Aquel día di las sesiones que daba en mi consulta en casa, con renovado ánimo. Los clientes lo veían, porque me preguntaban si había recibido buenas noticias. Recuerdo aquella tarde vagamente nublada, como si hubiera estado todo el tiempo envuelto en una nube de algodón mullida que me protegía y me guiaba y me aportaba una consistencia de nuevo tipo.  Estuve en trance todo el día. No solo inducía trance en los clientes sino que yo estaba e un amable trance autoinducido; el estado ideal que recomienda Erickson para trabajar las veinticuatro horas del día.
No peleaba con mi vida, estaba de acuerdo en estar donde estaba, un momento de mi experiencia vital. La plena potencialidad.

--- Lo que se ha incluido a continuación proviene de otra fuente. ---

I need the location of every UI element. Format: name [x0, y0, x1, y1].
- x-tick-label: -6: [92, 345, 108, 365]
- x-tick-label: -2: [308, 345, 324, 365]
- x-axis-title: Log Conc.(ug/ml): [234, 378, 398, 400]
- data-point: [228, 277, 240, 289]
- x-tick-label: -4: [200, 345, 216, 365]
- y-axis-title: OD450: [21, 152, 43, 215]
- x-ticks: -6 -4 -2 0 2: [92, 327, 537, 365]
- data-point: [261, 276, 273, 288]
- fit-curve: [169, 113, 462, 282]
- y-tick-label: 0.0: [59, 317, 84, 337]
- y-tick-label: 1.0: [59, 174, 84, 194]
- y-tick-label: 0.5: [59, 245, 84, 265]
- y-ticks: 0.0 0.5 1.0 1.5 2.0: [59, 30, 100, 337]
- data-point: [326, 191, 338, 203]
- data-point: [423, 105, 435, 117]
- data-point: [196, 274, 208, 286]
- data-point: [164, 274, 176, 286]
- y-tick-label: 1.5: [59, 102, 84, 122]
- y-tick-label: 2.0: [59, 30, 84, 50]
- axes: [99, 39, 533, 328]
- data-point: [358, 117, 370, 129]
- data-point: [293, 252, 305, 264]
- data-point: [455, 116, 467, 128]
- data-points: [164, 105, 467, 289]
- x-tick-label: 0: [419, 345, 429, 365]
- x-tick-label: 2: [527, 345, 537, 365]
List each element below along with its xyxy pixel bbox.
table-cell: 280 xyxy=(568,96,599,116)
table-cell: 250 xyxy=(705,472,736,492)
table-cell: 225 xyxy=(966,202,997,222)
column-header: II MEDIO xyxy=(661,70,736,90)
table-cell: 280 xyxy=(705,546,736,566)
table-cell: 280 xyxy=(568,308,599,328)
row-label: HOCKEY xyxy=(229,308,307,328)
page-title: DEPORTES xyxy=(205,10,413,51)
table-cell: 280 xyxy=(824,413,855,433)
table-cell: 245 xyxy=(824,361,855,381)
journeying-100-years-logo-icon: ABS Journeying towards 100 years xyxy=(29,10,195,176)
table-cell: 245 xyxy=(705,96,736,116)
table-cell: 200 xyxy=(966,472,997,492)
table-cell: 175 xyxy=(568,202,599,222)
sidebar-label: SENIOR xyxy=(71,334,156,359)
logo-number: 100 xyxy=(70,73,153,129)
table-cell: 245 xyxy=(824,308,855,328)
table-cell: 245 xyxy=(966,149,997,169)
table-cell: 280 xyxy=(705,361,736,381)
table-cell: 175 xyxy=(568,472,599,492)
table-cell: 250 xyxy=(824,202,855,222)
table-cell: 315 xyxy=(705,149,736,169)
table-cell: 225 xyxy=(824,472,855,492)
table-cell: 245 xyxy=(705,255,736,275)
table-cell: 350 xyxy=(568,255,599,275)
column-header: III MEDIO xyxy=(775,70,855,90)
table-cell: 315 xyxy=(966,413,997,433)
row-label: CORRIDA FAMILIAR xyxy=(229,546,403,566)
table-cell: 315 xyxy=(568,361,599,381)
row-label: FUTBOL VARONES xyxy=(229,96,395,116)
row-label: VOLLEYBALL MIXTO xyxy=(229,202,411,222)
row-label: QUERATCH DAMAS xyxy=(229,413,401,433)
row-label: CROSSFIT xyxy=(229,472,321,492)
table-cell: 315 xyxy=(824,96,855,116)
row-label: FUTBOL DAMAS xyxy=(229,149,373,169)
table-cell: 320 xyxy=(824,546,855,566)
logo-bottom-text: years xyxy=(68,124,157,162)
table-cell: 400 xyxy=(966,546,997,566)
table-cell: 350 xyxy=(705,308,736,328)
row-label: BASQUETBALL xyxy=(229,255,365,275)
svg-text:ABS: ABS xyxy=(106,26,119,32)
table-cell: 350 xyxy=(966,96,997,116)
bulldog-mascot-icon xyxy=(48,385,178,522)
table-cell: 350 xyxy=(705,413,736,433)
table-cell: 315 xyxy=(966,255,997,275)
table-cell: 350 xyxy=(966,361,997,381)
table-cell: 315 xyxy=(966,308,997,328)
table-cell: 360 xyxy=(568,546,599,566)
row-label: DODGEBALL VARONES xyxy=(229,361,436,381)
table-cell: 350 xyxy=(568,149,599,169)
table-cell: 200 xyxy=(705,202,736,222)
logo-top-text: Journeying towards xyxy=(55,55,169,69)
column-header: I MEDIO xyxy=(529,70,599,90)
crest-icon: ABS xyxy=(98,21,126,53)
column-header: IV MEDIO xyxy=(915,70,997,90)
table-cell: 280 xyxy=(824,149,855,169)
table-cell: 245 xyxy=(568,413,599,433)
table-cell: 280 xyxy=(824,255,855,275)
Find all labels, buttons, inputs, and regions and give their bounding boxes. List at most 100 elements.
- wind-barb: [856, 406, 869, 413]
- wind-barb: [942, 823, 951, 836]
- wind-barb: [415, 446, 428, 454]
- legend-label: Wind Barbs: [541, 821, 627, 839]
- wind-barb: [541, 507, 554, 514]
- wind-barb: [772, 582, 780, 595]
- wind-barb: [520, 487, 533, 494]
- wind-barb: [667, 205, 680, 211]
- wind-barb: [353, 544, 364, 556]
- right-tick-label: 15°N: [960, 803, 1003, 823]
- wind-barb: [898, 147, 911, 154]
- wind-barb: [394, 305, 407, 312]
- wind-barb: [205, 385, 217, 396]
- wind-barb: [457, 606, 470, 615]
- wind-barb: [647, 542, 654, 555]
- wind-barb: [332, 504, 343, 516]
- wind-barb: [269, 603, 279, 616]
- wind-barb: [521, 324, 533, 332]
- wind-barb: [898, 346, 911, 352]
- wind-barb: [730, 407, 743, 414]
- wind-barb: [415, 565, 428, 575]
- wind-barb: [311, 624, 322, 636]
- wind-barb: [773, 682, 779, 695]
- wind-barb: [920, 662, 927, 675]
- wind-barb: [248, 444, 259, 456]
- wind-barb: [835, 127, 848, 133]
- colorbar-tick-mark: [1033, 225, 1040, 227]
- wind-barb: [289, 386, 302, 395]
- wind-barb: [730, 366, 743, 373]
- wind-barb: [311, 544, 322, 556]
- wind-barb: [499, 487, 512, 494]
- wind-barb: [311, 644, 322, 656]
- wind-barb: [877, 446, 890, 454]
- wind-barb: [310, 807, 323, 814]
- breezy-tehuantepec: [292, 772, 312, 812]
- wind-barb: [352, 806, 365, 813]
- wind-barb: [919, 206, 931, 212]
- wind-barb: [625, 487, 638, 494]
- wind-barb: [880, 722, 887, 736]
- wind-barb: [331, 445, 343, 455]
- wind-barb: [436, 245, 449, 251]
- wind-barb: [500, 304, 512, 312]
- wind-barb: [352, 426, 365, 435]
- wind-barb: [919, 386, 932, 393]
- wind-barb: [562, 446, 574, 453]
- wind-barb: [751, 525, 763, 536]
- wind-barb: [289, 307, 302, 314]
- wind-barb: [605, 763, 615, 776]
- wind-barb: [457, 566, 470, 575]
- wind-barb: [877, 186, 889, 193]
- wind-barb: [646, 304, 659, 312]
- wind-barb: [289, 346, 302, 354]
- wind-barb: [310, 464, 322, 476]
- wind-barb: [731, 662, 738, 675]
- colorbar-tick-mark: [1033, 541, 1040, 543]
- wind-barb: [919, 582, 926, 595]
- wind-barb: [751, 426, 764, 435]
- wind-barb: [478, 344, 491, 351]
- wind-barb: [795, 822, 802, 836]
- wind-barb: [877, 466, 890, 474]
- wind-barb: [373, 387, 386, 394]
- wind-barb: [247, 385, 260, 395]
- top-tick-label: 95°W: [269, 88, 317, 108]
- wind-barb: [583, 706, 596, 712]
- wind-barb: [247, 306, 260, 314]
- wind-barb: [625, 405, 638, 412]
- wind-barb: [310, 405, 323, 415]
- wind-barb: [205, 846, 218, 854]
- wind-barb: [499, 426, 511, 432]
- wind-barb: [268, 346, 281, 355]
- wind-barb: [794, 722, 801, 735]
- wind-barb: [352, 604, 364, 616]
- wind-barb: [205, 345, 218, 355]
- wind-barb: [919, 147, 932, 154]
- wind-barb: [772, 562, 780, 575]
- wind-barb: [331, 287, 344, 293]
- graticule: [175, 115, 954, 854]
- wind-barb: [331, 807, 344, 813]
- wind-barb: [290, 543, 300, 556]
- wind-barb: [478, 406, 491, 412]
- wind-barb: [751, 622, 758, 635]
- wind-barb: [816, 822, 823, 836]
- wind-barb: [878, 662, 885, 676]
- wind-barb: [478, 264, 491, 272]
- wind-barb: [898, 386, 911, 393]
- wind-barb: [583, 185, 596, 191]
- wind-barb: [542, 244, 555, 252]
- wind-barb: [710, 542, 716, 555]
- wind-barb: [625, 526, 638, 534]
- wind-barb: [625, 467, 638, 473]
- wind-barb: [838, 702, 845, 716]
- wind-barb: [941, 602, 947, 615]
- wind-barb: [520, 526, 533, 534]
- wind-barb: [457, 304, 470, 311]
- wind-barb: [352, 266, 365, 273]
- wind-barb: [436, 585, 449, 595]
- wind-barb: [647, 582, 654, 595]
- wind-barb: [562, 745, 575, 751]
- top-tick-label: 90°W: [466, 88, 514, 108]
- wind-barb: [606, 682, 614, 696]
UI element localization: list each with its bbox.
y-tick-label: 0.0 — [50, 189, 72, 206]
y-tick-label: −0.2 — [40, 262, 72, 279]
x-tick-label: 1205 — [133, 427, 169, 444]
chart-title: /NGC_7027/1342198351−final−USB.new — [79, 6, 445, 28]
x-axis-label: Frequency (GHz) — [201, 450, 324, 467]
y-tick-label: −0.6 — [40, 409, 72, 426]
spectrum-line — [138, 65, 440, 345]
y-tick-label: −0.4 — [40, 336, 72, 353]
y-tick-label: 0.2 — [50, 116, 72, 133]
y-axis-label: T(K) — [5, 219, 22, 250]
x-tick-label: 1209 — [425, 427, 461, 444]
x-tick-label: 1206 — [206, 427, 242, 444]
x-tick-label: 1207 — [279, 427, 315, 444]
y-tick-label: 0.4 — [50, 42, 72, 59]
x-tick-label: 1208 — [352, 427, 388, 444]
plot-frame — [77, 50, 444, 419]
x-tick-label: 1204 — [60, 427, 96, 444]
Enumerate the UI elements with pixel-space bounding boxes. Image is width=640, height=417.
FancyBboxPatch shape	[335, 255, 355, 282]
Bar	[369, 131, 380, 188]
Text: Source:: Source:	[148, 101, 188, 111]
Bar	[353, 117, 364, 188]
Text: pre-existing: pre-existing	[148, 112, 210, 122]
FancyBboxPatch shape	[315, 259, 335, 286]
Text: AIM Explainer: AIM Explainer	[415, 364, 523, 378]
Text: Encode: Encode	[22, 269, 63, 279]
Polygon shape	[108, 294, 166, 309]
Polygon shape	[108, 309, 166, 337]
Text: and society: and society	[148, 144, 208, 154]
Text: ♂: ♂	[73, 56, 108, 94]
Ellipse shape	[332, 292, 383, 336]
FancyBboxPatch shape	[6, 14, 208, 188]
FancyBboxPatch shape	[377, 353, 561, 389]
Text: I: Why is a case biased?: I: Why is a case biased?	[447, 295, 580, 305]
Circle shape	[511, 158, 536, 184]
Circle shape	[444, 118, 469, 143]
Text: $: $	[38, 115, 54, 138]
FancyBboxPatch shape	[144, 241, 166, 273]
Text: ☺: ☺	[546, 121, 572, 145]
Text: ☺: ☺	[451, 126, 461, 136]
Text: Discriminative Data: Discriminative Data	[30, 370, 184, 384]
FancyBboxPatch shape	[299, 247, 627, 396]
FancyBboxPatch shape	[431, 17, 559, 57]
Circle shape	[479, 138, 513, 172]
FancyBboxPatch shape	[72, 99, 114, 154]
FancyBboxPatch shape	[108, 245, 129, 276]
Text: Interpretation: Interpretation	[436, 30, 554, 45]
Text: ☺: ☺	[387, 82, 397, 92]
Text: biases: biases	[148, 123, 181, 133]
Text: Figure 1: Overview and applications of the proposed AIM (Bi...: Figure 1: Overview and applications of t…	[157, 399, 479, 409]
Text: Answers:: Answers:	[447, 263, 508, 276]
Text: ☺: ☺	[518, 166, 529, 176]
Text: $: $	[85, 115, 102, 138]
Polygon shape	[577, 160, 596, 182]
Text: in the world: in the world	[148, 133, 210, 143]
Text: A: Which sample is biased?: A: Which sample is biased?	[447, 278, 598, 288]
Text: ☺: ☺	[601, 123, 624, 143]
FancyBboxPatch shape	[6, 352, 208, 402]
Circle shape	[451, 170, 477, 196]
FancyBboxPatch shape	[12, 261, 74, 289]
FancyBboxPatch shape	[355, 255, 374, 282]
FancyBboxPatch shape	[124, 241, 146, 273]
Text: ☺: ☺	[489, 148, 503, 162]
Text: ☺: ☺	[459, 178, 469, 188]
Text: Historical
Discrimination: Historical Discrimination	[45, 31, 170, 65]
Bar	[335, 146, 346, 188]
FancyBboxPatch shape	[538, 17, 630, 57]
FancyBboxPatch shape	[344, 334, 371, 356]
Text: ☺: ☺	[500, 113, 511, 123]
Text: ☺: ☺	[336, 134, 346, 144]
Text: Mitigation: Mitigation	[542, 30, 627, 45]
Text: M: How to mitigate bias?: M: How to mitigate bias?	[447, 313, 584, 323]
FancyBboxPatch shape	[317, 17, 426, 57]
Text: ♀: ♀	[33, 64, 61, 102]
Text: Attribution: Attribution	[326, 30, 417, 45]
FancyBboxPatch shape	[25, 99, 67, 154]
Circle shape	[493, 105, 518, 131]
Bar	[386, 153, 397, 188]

Al día siguiente me esperaban agradables noticias en el trabajo: me despedían y me pagaban la justa indemnización por los años trabajados. Aquella cantidad de dinero que yo deseaba ahorrar para potenciar mi consulta me la entregaban las fuerzas de la vida multiplicada. Y lo más fuerte es que me di cuenta de que en el fondo no necesitaba para nada esa cantidad. Que igualmente podría salir adelante. Había aprendido a cambiar, a guiar el cambio en otros, por dramático que a veces pareciera, y poseía una ciencia o más bien un arte que en el futuro mercado en plena destrucción y reconstrucción iba a ser una de las profesiones más requeridas, algo para lo cual la enseñanza de acuerdo a fines y de acuerdo a pasos racionales, no tiene respuesta. La respuesta que Habermas, en “Las crisis del capitalismo tardío”, identifica como la falta de significado; lo único que las agencias estatales no pueden proveerle al individuo.
Este, el significado, nace en el núcleo exacto de la plena potencialidad.